5. DEALING WITH EUROPEAN UNEMPLOYMENT
The second challenge comes from the high level of unemployment in Europe.
Every economist, observer or policy-maker would probably agree that the most serious problem for the European economy, today and in the years to come, is high unemployment. In large parts of continental Europe the economic system just seems to have lost the ability to create new jobs.

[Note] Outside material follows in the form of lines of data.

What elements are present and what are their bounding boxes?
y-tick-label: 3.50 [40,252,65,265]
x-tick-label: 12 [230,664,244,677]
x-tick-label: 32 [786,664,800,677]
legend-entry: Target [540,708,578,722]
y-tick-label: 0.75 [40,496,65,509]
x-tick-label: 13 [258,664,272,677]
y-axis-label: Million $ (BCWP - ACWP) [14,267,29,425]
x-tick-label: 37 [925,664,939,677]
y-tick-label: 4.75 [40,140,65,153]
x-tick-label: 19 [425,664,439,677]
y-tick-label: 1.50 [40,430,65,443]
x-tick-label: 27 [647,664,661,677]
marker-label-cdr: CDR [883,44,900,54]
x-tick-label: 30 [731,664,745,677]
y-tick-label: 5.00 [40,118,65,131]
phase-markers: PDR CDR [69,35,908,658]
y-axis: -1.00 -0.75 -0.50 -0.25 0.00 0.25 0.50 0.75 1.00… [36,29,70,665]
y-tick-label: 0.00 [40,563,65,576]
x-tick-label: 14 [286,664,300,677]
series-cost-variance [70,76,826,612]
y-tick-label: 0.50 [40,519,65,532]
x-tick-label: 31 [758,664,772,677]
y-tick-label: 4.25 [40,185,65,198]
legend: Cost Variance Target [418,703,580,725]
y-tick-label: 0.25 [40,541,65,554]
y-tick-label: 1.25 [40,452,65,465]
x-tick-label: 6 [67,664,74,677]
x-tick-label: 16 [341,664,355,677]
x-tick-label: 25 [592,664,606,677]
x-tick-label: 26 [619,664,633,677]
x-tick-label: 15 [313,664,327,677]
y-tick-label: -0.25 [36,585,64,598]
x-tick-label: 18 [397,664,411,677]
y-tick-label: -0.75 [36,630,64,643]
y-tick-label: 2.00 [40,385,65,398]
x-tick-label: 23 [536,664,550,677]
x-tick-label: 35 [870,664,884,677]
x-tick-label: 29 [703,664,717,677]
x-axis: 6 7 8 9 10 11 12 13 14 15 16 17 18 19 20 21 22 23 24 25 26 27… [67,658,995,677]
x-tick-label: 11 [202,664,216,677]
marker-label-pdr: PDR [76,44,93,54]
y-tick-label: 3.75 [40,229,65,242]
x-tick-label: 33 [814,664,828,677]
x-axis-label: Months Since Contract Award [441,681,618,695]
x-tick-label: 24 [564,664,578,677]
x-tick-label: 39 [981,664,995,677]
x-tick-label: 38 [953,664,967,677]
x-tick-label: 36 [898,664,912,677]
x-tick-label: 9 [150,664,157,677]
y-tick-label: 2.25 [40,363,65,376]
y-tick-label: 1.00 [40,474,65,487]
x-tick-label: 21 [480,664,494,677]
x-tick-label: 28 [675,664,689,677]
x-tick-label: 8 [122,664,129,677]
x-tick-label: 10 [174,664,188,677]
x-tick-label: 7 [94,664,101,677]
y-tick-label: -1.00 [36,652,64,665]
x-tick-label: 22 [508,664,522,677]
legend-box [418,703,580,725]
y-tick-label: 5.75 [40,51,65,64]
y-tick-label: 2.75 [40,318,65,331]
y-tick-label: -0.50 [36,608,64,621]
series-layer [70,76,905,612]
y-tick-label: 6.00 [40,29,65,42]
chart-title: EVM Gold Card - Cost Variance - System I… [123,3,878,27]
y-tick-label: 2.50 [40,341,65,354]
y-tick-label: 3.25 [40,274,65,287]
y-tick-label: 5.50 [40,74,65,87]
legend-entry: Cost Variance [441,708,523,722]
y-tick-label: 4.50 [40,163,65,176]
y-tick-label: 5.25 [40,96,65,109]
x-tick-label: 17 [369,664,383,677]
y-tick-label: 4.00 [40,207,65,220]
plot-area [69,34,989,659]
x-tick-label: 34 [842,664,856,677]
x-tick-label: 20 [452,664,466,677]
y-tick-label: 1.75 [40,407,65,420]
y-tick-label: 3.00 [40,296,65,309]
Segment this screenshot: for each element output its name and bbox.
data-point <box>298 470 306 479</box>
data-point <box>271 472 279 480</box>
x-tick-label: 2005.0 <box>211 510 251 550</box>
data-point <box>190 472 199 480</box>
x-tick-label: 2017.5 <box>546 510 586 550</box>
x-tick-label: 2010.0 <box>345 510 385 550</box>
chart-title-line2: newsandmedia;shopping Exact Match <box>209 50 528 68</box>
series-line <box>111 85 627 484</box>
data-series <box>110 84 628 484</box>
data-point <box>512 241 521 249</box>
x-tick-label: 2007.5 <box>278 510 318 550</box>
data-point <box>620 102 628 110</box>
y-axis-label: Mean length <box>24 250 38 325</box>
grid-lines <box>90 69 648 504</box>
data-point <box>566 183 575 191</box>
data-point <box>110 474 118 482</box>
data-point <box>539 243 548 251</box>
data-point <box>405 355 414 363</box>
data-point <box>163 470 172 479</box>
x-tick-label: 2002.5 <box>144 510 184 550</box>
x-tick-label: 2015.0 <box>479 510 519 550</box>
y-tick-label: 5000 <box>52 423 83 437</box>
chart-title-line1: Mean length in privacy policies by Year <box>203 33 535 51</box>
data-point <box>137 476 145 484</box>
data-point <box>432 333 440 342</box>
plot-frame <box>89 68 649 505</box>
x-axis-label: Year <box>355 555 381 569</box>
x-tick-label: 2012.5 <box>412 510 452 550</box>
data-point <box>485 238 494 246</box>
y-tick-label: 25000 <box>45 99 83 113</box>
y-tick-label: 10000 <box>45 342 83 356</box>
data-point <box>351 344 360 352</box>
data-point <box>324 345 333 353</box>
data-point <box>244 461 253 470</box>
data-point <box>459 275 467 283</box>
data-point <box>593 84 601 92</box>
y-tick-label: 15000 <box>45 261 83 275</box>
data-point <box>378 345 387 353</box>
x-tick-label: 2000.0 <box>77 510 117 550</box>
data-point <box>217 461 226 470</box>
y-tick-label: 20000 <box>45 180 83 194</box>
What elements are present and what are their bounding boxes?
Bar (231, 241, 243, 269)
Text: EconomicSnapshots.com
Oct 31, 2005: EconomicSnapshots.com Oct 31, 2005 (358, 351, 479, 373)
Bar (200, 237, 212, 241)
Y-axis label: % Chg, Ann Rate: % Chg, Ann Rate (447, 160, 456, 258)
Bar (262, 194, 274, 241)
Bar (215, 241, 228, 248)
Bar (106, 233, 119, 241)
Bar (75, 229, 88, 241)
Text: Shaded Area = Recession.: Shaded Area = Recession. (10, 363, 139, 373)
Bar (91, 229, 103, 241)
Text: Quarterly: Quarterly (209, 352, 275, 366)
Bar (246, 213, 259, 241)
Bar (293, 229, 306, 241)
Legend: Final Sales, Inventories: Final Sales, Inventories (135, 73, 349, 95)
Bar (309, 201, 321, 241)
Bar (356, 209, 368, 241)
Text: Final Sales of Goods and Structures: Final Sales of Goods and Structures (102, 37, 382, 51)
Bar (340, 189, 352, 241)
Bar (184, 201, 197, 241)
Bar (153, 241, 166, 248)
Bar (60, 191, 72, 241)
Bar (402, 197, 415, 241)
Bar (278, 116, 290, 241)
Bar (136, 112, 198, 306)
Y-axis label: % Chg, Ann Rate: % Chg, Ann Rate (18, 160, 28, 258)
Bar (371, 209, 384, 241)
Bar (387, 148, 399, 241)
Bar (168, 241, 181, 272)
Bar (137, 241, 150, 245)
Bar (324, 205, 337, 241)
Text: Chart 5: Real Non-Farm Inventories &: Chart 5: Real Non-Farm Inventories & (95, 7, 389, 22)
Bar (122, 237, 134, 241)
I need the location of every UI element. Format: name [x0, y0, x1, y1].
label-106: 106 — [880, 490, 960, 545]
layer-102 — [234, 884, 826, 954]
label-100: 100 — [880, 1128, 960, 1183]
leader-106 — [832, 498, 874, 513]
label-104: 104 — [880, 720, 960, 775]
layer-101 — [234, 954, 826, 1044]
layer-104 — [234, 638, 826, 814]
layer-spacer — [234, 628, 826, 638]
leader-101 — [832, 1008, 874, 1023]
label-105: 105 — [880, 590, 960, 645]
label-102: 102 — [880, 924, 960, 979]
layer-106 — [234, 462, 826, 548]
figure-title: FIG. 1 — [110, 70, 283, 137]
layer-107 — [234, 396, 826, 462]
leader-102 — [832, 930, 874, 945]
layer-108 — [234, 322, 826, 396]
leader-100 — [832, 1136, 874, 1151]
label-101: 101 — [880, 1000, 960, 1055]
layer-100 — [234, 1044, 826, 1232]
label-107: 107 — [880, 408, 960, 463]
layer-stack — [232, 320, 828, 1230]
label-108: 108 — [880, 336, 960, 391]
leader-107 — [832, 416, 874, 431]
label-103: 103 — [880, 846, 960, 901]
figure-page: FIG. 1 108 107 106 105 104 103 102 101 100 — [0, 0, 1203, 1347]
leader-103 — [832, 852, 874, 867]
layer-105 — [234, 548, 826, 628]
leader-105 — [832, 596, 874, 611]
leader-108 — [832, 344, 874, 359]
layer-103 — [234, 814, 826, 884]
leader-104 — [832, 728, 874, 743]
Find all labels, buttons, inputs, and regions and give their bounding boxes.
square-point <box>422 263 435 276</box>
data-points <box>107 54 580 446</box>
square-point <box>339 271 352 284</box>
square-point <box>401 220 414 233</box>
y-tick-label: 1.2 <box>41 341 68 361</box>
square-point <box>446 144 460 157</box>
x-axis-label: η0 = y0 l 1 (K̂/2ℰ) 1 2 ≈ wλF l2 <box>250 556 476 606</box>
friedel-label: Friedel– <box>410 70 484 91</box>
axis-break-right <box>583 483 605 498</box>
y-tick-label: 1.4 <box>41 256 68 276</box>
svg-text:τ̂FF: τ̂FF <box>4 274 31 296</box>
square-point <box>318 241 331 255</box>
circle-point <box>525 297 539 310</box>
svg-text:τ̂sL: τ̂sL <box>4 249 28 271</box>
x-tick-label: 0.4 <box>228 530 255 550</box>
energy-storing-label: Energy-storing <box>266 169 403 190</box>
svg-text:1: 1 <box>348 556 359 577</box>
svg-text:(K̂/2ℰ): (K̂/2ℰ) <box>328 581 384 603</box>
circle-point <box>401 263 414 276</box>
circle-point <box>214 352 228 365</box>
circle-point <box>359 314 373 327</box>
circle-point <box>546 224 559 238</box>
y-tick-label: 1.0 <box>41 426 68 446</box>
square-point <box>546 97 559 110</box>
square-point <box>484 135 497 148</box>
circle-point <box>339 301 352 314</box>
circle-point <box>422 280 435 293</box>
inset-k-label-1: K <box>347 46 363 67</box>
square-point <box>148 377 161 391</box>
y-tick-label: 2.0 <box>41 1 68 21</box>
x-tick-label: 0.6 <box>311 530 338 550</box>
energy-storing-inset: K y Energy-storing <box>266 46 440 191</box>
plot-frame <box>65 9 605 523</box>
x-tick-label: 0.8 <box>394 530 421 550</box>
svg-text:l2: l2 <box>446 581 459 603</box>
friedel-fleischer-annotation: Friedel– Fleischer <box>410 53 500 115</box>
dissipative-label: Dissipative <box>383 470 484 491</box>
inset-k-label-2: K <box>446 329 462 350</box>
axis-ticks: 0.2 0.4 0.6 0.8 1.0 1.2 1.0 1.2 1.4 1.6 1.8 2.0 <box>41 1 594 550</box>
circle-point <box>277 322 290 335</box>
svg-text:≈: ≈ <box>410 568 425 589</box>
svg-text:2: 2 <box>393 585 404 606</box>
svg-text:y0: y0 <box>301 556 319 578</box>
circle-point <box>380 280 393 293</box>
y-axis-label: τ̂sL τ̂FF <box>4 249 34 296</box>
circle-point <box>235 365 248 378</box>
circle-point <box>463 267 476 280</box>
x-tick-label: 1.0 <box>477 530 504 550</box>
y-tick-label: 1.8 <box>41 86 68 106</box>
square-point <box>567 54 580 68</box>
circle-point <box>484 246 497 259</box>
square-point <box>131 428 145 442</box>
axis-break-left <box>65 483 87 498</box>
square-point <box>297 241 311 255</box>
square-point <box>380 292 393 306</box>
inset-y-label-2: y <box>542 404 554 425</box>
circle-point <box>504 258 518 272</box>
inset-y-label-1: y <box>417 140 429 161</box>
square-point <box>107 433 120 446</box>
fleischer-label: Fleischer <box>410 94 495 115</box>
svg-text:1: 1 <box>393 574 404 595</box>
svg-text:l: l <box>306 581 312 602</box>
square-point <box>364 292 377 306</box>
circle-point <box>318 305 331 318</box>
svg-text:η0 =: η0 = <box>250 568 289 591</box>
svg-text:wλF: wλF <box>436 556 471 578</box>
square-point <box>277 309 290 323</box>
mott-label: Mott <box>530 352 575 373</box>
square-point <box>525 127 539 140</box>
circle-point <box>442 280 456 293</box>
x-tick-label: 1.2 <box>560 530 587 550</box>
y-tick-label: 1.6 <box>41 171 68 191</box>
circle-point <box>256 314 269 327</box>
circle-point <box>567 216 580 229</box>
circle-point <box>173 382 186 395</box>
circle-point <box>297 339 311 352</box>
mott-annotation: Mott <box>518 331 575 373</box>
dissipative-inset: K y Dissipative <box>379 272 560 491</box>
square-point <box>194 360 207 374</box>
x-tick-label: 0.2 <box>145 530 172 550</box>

Also on the nature and causes of European unemployment there is a large degree of agreement, as there was agreement on the nature and causes of European inflation well before price stability was finally restored in the 1990s. The key words describing such agreement are structural factors and flexibility. There is agreement that perverse incentives, direct and indirect taxation of labour, unsustainable pension schemes, overly tight employment rules and rigidities throughout the economy are the main obstacles to the creation of new jobs. There is agreement that the typically European welfare state system should be profoundly corrected, but not suppressed. Many also think that rather than following a "Thatcherian" policy of cracking down on the trade unions, it would be preferable to work with, rather than against, the labour organisations, although reform entails occasional confrontations.
As with inflation in the 1970s and 1980s, so unemployment in the 1990s - while being a European disease - is quite diversified across European countries and regions, due to differences in both policies and economic situations. It is over or around 20 per cent in the Mezzogiorno and Sachsen-Anhalt, but below 7 per cent in Lombardy and Baden-Wьrttemberg; over 18 per cent in Spain, but less than 4 in the Netherlands.